A farm family with €300,000 in their bank account still managed to get a grant to send their child to college, according to revelations in a new book.

A farm family with €300,000 in their bank account still managed to get a grant to send their child to college, according to revelations in a new book.

Ruairi Quinn's former advisor has told how major flaws in the system meant families with substantial cash assets were still getting state aid. However, he says that attempts by Mr Quinn to change the grant system were shot down by Taoiseach Enda Kenny's officials during a "heated" debate.

The book, 'An Education', by John Walshe, who was Special Adviser to the former Education Minister, says that a government decision taken in 2011 to introduce a capital assets test was never implemented because it was blocked by Fine Gael, who were afraid of the powerful farming lobby.

At present, 44pc of students get some state assistance towards their college education. Grants are awarded on the basis of income only, without assets being taken into account.

Although the rules have been tightened up somewhat in recent years it is believed that some well-off farmers and professionals are still able to beat the system by reducing their 'reckonable income' at the right time.

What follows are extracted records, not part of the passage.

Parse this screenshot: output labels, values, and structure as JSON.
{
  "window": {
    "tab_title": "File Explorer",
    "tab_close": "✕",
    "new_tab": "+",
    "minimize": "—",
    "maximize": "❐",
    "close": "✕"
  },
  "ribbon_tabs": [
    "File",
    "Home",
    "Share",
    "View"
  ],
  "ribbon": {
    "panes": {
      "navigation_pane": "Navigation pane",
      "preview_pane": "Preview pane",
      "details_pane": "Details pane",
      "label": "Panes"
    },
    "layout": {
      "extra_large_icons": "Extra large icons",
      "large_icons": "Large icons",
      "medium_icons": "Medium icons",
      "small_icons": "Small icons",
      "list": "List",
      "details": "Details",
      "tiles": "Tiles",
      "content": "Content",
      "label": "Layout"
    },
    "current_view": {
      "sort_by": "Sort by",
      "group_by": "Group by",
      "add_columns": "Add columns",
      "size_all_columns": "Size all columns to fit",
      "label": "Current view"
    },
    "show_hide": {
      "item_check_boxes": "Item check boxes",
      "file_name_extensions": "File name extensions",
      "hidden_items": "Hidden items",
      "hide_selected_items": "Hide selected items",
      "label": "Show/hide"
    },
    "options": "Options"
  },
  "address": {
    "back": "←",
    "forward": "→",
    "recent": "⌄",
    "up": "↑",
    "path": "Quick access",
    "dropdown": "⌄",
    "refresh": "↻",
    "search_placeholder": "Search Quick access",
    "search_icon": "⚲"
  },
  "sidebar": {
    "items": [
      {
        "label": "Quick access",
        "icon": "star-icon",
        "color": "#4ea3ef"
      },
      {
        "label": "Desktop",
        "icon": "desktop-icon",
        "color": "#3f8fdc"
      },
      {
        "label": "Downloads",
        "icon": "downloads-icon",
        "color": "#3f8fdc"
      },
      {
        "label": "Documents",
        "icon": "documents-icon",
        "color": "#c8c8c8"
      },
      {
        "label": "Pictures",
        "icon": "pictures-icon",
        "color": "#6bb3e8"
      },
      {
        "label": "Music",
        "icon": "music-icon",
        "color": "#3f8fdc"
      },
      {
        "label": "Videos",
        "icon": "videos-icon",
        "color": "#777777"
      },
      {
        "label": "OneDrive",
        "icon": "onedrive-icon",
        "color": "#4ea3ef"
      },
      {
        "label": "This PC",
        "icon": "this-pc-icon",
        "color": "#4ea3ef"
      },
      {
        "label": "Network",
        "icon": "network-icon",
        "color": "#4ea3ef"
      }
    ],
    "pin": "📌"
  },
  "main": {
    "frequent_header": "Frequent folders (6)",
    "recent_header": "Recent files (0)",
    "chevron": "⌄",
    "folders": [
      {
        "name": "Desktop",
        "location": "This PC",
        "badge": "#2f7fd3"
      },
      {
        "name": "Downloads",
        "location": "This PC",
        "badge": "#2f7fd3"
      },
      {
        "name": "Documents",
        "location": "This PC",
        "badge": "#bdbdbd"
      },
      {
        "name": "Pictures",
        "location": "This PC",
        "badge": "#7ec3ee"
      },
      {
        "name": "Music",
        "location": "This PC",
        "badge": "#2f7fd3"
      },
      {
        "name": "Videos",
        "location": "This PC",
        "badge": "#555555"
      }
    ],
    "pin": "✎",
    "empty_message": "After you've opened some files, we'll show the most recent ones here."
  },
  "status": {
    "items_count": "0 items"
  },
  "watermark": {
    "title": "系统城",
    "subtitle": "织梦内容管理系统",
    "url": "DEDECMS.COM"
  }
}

Mr Walshe, who previously worked as Education Editor with the Irish Independent, says that Mr Quinn's officials were determined to introduce asset tests but Fine Gael refused point blank at a meeting on February 14 last year.

"We were suggesting a cut-off point on assets above which everything else would be considered. Our opening position was assets above a certain figure but we were ready to negotiate that upwards. We never got a chance.

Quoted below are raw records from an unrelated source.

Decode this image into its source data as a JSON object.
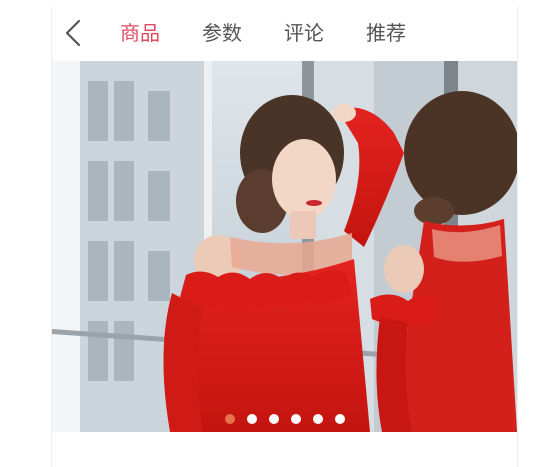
{
  "header": {
    "back_icon": "chevron-left-icon",
    "tabs": [
      {
        "label": "商品",
        "active": true
      },
      {
        "label": "参数",
        "active": false
      },
      {
        "label": "评论",
        "active": false
      },
      {
        "label": "推荐",
        "active": false
      }
    ]
  },
  "carousel": {
    "slide_count": 6,
    "active_index": 0
  },
  "colors": {
    "active_tab": "#e04a5f",
    "tab_text": "#555555",
    "dot_active": "#e8734f",
    "dot_inactive": "#ffffff"
  }
}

"Inside the Taoiseach's dining room were his top advisers, Andrew McDowell, Mark Kennelly and Angela Flanagan, who were joined by Aine Kilroy from Agriculture and Damien Garvey, adviser to Arts Minister Jimmy Deenihan. Opposite them at the big table were Neil Ward (a Quinn advisor) and I, supported by Eamon Gilmore's advisers Jean O'Mahony and, briefly, Colm O'Reardon.

"I fumbled the ball when asked by McDowell for openers why the proposal was being brought to the Cabinet at all and not in the context of a wider sustainability report on funding higher education.

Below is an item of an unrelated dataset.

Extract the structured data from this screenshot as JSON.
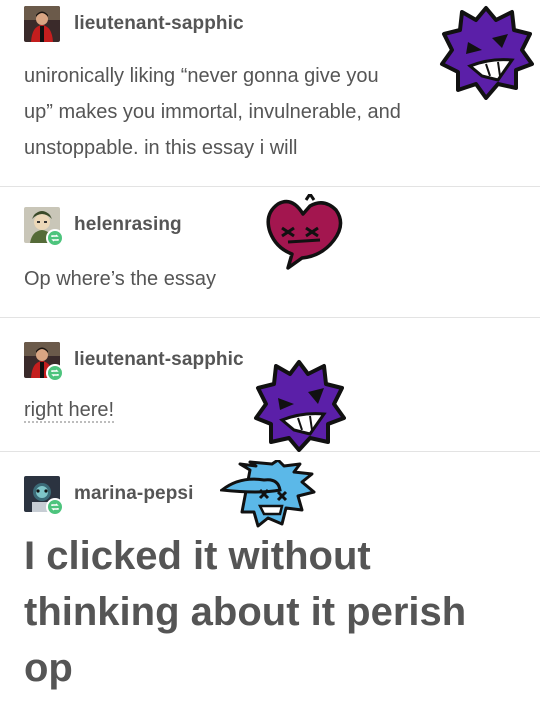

"I had always assumed that any minister can bring any memo to the Cabinet that he or she wants, even if it is going to be shot down in flames. I learned that day that it is the Taoiseach's prerogative to refuse to take it," he says.

"It went on from there, going from bad to worse. The Fine Gael team devoured us.

"The meeting went on for two very heated hours but, ultimately, we reached an impasse. Fine Gael would not accept any version of the capital assets test that included farming assets or, for that matter, business assets. Labour couldn't accept any version that didn't."

He adds: "We left chastened by what became known among the ministerial advisors as the St Valentine's Day Massacre."

Walshe's conclusion is that no capital assets test that includes farming assets will see the light of day under this Government.